Tandis que les communautés forestières essaient d'affirmer leurs droits sur les forêts pour assurer la conservation de celles-ci et le maintien de leurs moyens de subsistance, le néolibéralisme essaie de créer des mécanismes de marché pour tirer de la nature encore plus de profits. La nature est à vendre, et on fixe un prix à tout ce qui est commercialisable. Même le carbone emmagasiné dans le bois est maintenant vendu, comme le sont le rôle des forêts dans le cycle de l'eau ou les propriétés médicinales de plantes innombrables. Cette tendance doit être prise pour ce qu'elle est : un pas en avant vers la privatisation du vivant qui, si elle est autorisée, aboutira à l'appropriation par les entreprises de presque tout ce qui existe.
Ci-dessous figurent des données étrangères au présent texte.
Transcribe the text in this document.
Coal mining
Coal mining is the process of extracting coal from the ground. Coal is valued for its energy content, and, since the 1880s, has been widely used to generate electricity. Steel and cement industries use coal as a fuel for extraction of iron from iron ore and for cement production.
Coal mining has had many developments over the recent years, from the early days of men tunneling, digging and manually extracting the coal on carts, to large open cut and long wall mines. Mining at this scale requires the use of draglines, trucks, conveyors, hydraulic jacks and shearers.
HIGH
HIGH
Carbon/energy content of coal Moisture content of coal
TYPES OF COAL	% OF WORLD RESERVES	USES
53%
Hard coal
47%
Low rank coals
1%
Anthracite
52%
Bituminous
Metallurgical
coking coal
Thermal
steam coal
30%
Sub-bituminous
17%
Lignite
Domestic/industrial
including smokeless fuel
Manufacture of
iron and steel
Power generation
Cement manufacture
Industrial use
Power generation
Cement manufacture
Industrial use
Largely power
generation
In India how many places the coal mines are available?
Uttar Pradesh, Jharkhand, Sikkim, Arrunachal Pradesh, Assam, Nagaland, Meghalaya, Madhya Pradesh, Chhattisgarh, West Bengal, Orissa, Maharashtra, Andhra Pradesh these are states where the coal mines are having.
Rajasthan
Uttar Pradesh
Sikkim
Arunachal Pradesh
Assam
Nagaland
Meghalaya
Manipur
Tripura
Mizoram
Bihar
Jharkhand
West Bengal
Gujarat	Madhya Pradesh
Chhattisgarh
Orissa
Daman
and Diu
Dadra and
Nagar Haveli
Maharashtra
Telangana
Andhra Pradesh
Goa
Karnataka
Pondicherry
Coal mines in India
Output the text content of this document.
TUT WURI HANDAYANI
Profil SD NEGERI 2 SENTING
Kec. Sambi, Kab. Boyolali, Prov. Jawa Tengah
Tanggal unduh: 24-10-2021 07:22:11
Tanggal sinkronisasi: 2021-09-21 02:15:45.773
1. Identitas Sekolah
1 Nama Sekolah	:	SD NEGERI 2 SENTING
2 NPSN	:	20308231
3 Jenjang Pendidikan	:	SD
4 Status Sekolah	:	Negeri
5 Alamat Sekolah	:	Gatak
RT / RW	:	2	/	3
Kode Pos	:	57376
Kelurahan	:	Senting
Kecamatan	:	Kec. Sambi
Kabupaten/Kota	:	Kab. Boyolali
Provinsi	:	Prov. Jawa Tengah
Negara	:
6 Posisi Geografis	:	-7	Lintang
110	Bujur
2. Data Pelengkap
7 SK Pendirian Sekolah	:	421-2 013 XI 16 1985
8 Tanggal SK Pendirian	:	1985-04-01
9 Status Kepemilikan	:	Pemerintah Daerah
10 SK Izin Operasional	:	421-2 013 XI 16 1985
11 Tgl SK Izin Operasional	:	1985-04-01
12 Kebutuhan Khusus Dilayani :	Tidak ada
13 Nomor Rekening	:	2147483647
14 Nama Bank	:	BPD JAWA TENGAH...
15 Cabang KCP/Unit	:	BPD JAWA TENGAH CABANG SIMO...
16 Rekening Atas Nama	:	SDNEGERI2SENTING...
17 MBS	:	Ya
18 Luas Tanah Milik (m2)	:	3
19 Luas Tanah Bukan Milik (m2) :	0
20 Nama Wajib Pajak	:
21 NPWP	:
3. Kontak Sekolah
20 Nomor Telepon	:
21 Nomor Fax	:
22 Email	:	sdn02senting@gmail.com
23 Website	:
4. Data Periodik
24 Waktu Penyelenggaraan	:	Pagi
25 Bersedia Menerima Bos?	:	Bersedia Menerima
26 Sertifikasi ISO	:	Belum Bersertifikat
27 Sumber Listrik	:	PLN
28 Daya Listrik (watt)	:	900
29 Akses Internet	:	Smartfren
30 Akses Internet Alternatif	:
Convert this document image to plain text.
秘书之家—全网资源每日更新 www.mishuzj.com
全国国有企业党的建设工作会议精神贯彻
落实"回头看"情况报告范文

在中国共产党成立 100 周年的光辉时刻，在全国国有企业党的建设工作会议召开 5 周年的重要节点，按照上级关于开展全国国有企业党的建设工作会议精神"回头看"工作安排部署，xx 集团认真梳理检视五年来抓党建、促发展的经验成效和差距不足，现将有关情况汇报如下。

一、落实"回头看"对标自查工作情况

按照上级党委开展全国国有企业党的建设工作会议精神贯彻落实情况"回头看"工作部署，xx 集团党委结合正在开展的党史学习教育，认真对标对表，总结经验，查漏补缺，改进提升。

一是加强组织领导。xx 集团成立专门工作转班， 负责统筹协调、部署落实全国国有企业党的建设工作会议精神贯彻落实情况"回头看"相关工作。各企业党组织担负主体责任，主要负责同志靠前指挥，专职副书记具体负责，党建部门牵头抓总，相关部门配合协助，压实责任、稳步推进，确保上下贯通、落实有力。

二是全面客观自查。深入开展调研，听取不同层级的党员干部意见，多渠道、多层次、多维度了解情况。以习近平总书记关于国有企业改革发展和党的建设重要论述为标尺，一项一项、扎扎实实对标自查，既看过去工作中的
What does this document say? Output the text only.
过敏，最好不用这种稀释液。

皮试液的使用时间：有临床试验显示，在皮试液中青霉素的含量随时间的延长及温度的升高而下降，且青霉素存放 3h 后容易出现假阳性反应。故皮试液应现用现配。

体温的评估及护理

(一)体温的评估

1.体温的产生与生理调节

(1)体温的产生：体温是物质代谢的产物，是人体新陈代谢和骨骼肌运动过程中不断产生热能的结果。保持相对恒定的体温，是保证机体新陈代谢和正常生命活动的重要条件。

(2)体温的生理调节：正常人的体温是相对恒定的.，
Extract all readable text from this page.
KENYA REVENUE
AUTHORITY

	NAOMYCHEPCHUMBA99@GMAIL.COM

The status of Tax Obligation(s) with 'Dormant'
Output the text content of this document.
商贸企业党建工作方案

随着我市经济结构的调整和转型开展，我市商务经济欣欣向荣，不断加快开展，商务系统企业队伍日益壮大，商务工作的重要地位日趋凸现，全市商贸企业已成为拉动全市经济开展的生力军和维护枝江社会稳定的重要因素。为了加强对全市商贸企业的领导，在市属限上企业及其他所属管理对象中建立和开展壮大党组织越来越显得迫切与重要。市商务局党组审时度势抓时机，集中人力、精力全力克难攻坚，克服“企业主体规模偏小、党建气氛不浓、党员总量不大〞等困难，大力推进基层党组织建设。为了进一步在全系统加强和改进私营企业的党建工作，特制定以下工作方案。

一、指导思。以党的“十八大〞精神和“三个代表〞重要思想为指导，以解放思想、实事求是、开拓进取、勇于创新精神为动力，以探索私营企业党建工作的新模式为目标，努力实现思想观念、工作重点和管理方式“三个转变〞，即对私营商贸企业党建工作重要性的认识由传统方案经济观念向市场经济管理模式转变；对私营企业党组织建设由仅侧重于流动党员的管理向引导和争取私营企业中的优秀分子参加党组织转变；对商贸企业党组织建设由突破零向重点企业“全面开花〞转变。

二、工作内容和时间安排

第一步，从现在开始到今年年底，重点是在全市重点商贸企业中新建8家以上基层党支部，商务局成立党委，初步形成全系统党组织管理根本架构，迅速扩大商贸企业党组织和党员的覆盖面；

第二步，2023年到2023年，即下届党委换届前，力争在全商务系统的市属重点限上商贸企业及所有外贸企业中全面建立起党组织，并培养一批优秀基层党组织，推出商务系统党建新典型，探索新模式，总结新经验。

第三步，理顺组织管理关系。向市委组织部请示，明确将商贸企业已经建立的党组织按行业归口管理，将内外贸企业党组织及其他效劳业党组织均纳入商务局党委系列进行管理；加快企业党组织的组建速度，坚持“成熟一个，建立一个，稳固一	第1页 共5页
C'est la raison pour laquelle cette initiative conclut qu'un tel processus est absolument inadmissible.
Cette déclaration de principes a pour but de contribuer au démarrage d'un processus mondial de construction de solidarité entre les mouvements, les groupes et les individus qui s'occupent des thèmes des forêts, aux niveaux local, national et international. Nous vous exhortons à vous y joindre.
Porto Alegre, le 30 janvier 2005
Mouvement mondial pour les Forêts tropicales, Delhi Forum, National Forum of Forest People and Forest Workers of India, Jharkham/Save the Forest Movement (Inde), New Trade Union Initiative (Inde), Amis de la Terre International, WALHI/Amis de la Terre (Indonésie), Tebtebba Foundation (Philippines), Coecoceiba/Amis de la Terre (Costa Rica), CENSAT/Amis de la Terre (Colombie), Rede Alerta contra o Deserto Verde (Brésil), FASE (Brésil), Sobrevivencia/Amis de la Terre (Paraguay), International Forum on Globalisation (États-Unis), Acción Ecológica/Oilwatch (Équateur).